Expectations are high for the next phase of the Prague process. The development followed a three-year period of utter uncertainty in the negotiation process that saw the fatal illness of former Azerbaijani President Heidar Aliev as well as tense presidential elections in both Armenia and Azerbaijan.

The Karabakh peace process is arguably the most secretive in the world, with international peace proposals normally made public years after being presented to the conflicting parties. The scant information made available to date suggests that the nearest the parties came to resolving the dispute was at a peace conference held on the Florida island of Key West in April 2001. The Minsk Group co-chairs reportedly came up with a plan that would internationally legitimize Armenian control of Karabakh in return for Armenia guaranteeing unfettered transport and communication between Azerbaijan and its Nakhichevan exclave.

Armenian leaders say the deal was finalized at Key West and accuse the late Aliev of subsequently backtracking on it. Azerbaijan, for its part, strongly denies that any far-reaching agreements were reached at the time.

Still, Rudolf Perina, the chief U.S. negotiator at Key West, asserted at a Washington conference in May 2002 that the parties were “incredibly close” to a long-awaited peace accord in 2001. For his part, former U.S. Deputy Secretary of State Richard Armitage said during a visit to Yerevan in March 2004, “Then President Heidar Aliev was actually moving forward quite well, but I think, as I recall it, had great difficulty selling this proposal back home.”

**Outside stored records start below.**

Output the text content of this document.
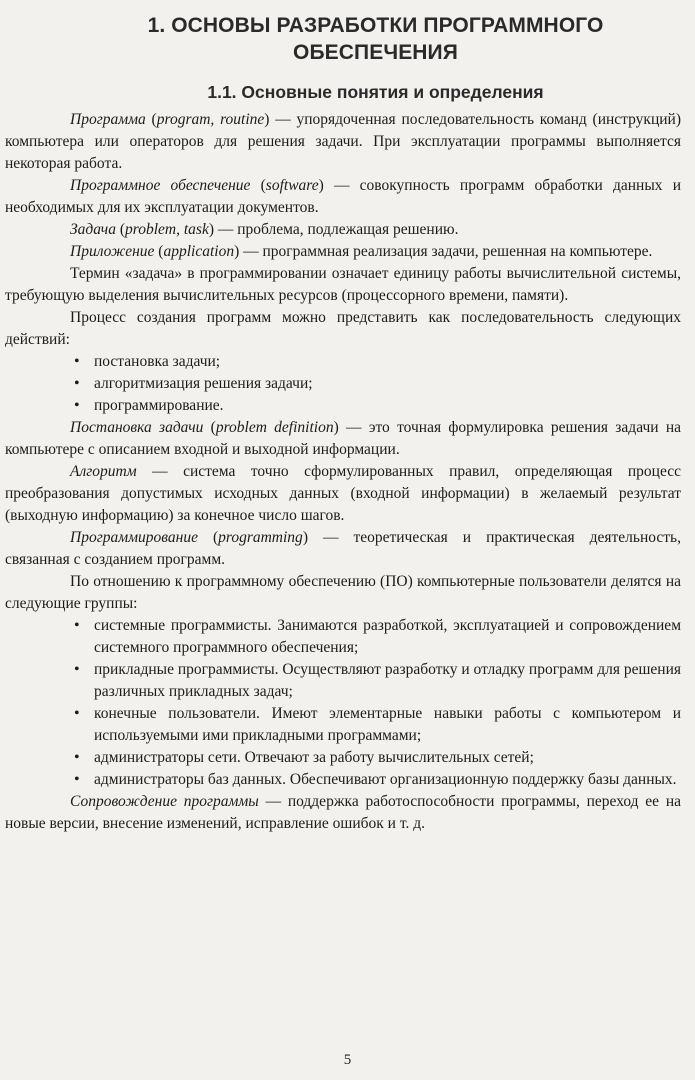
1. ОСНОВЫ РАЗРАБОТКИ ПРОГРАММНОГО ОБЕСПЕЧЕНИЯ
1.1. Основные понятия и определения

Программа (program, routine) — упорядоченная последовательность команд (инструкций) компьютера или операторов для решения задачи. При эксплуатации программы выполняется некоторая работа.

Программное обеспечение (software) — совокупность программ обработки данных и необходимых для их эксплуатации документов.

Задача (problem, task) — проблема, подлежащая решению.

Приложение (application) — программная реализация задачи, решенная на компьютере.

Термин «задача» в программировании означает единицу работы вычислительной системы, требующую выделения вычислительных ресурсов (процессорного времени, памяти).

Процесс создания программ можно представить как последовательность следующих действий:

• постановка задачи;
• алгоритмизация решения задачи;
• программирование.

Постановка задачи (problem definition) — это точная формулировка решения задачи на компьютере с описанием входной и выходной информации.

Алгоритм — система точно сформулированных правил, определяющая процесс преобразования допустимых исходных данных (входной информации) в желаемый результат (выходную информацию) за конечное число шагов.

Программирование (programming) — теоретическая и практическая деятельность, связанная с созданием программ.

По отношению к программному обеспечению (ПО) компьютерные пользователи делятся на следующие группы:

• системные программисты. Занимаются разработкой, эксплуатацией и сопровождением системного программного обеспечения;
• прикладные программисты. Осуществляют разработку и отладку программ для решения различных прикладных задач;
• конечные пользователи. Имеют элементарные навыки работы с компьютером и используемыми ими прикладными программами;
• администраторы сети. Отвечают за работу вычислительных сетей;
• администраторы баз данных. Обеспечивают организационную поддержку базы данных.

Сопровождение программы — поддержка работоспособности программы, переход ее на новые версии, внесение изменений, исправление ошибок и т. д.

5
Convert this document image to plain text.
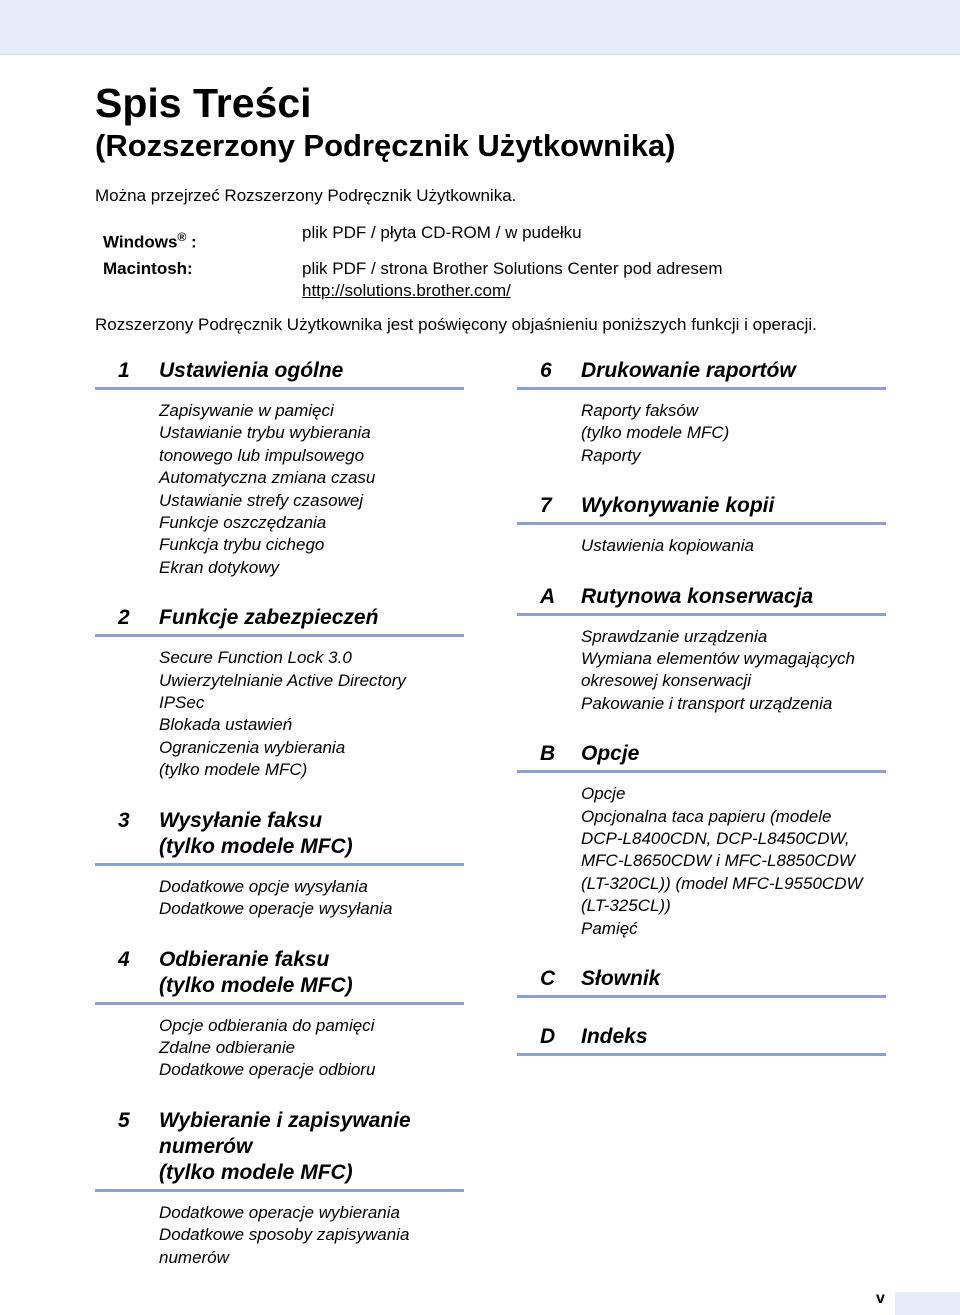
Spis Treści
(Rozszerzony Podręcznik Użytkownika)
Można przejrzeć Rozszerzony Podręcznik Użytkownika.
Windows® :
plik PDF / płyta CD-ROM / w pudełku
Macintosh:	plik PDF / strona Brother Solutions Center pod adresem
http://solutions.brother.com/
Rozszerzony Podręcznik Użytkownika jest poświęcony objaśnieniu poniższych funkcji i operacji.
1	Ustawienia ogólne
Zapisywanie w pamięci
Ustawianie trybu wybierania
tonowego lub impulsowego
Automatyczna zmiana czasu
Ustawianie strefy czasowej
Funkcje oszczędzania
Funkcja trybu cichego
Ekran dotykowy
2	Funkcje zabezpieczeń
Secure Function Lock 3.0
Uwierzytelnianie Active Directory
IPSec
Blokada ustawień
Ograniczenia wybierania
(tylko modele MFC)
3	Wysyłanie faksu
(tylko modele MFC)
Dodatkowe opcje wysyłania
Dodatkowe operacje wysyłania
4	Odbieranie faksu
(tylko modele MFC)
Opcje odbierania do pamięci
Zdalne odbieranie
Dodatkowe operacje odbioru
5	Wybieranie i zapisywanie
numerów
(tylko modele MFC)
Dodatkowe operacje wybierania
Dodatkowe sposoby zapisywania
numerów
6	Drukowanie raportów
Raporty faksów
(tylko modele MFC)
Raporty
7	Wykonywanie kopii
Ustawienia kopiowania
A	Rutynowa konserwacja
Sprawdzanie urządzenia
Wymiana elementów wymagających
okresowej konserwacji
Pakowanie i transport urządzenia
B	Opcje
Opcje
Opcjonalna taca papieru (modele
DCP-L8400CDN, DCP-L8450CDW,
MFC-L8650CDW i MFC-L8850CDW
(LT-320CL)) (model MFC-L9550CDW
(LT-325CL))
Pamięć
C	Słownik
D	Indeks
v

Aliev’s death finally dashed Armenian hopes to revive the Key West agreements. The Azerbaijani strongman’s politically inexperienced son and successor, Ilham, was even less likely to embrace them. “There can be no talk of mutual compromises,” Ilham Aliev told reporters in Baku on March 12.

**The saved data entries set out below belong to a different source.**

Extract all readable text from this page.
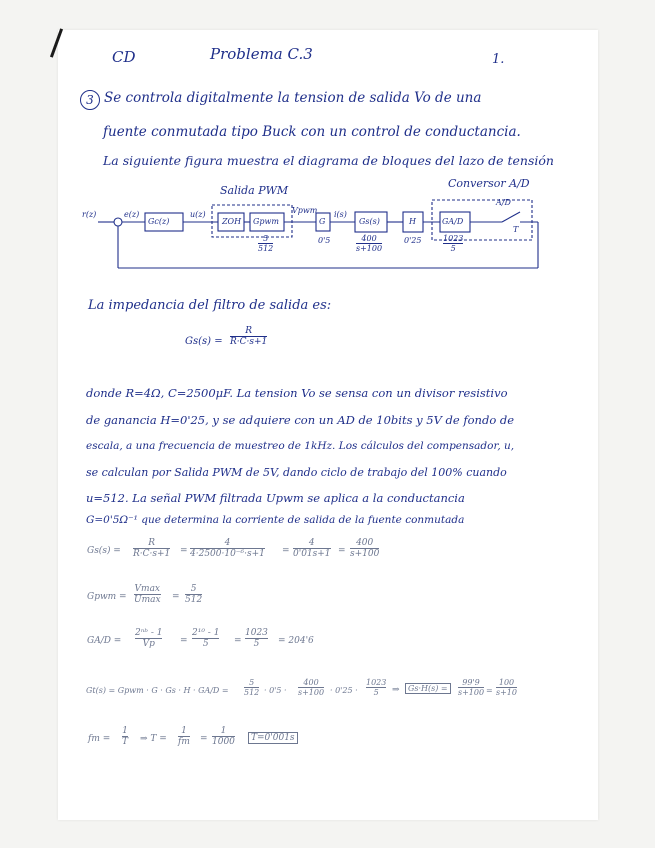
CD	Problema C.3	1.
3 Se controla digitalmente la tension de salida Vo de una
fuente conmutada tipo Buck con un control de conductancia.
La siguiente figura muestra el diagrama de bloques del lazo de tensión
r(z)	e(z)	u(z)	Vpwm i(s)
A/D
T
Gc(z)	ZOH Gpwm	G	Gs(s)	H	GA/D
Salida PWM
Conversor A/D
$\frac{5}{512}$	0'5	$\frac{400}{s+100}$	0'25	$\frac{1023}{5}$
La impedancia del filtro de salida es:
$Gs(s) = \frac{R}{R\cdot C\cdot s+1}$
donde R=4Ω, C=2500μF. La tension Vo se sensa con un divisor resistivo
de ganancia H=0'25, y se adquiere con un AD de 10bits y 5V de fondo de
escala, a una frecuencia de muestreo de 1kHz. Los cálculos del compensador, u,
se calculan por Salida PWM de 5V, dando ciclo de trabajo del 100% cuando
u=512. La señal PWM filtrada Upwm se aplica a la conductancia
G=0'5Ω⁻¹ que determina la corriente de salida de la fuente conmutada
$Gs(s) = \frac{R}{R\cdot C\cdot s+1} = \frac{4}{\text{4·2500·10⁻⁶·s+1}} = \frac{4}{0'01s+1} = \frac{400}{s+100}$
Gpwm =
Vmax
$Umax = \frac{5}{512}$
$GA/D = \frac{\text{2ⁿᵇ - 1}}{Vp} = \frac{\text{2¹⁰ - 1}}{5} = \frac{1023}{5} = 204'6$
Gt(s) = Gpwm · $G \cdot Gs \cdot H \cdot GA/D = \frac{5}{512} \cdot 0'5 \cdot \frac{400}{s+100} \cdot 0'25 \cdot \frac{1023}{5}$ ⇒	Gs·H(s) =	$\frac{99'9}{s+100} = \frac{100}{s+10}$
fm = $\frac{1}{T}$ ⇒ $T = \frac{1}{fm} = \frac{1}{1000}$	T=0'001s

One way to break the deadlock is to revert to the so-called “phased” strategy of conflict resolution that would indefinitely delay agreement on Karabakh’s status, the main bone of contention. It would be preceded by Armenian withdrawal from virtually all of the occupied Azerbaijani districts around the disputed enclave, return of refugees, resumption of commercial ties between the two ex-Soviet states, and other confidence-building measures.

A phased peace deal was nearly sealed in late 1997 when it was accepted by the Azerbaijani leadership and Armenian President Levon Ter-Petrosian. However, it was rejected as risky and “defeatist” by Ter-Petrosian’s key ministers, including the current Armenian president, Robert Kocharian. They forced Ter-Petrosian to resign in February 1998 and have since insisted on a “package” peace accord that would settle all sticking points at once.

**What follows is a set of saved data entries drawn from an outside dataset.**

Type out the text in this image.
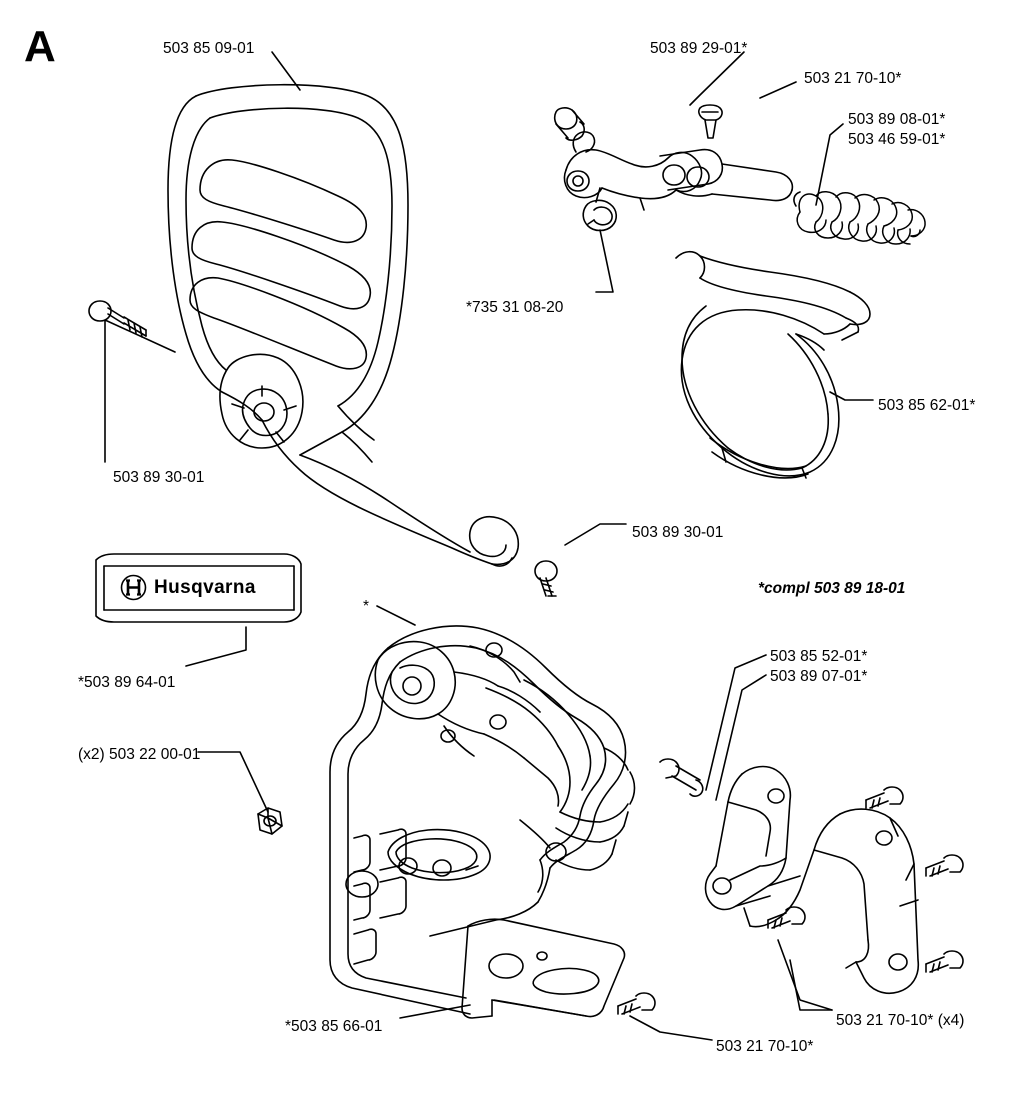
A
Husqvarna
503 85 09-01	503 89 29-01*
503 21 70-10*
503 89 08-01*
503 46 59-01*
*735 31 08-20
503 85 62-01*
503 89 30-01
503 89 30-01
*compl 503 89 18-01
*
503 85 52-01*
503 89 07-01*
*503 89 64-01
(x2) 503 22 00-01
503 21 70-10* (x4)
*503 85 66-01
503 21 70-10*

International mediators began hinting in 2003 that the two approaches are not incompatible and could be combined. This is what Oskanian and Mammadyarov appear to have discussed during the Prague process. Yerevan has not denied that items currently on the table involve at least some elements of the step-by-step strategy.

There have been reports that under those proposals, Armenian forces would initially withdraw only from two or three of the seven occupied districts in Azerbaijan proper. The Karabakh Armenians, according to those reports, would remain effectively incorporated into Armenia and get the right to decide their future at a referendum 10 or 15 years later.

In a March 14 interview with the Baku daily Yeni Musavat, former Azerbaijani foreign minister Tofiq Zulfuqarov said this is what Aliev Jr. and Kocharian discussed at their most recent meeting in Kazakhstan last September. “Azerbaijan did not accept this option,” he added.

Some Armenian commentators suggest that Kocharian is also reluctant to agree to such a deal lest his increasingly radical political opponents exploit it at home. Kocharian, they say, is all too aware of how useful the Karabakh issue could be for coming to power in Armenia. “Official Yerevan is simply looking for excuses to drag out the signing of a preliminary document on Nagorno-Karabakh,” the Yerevan newspaper Iravunk claimed on March 11.

(Armenian Foreign Ministry statement, March 16; BBC Monitoring, March 14; Iravunk, March 11; RFE/RL Armenia Report, March 14, 2005, March 26, 2004.)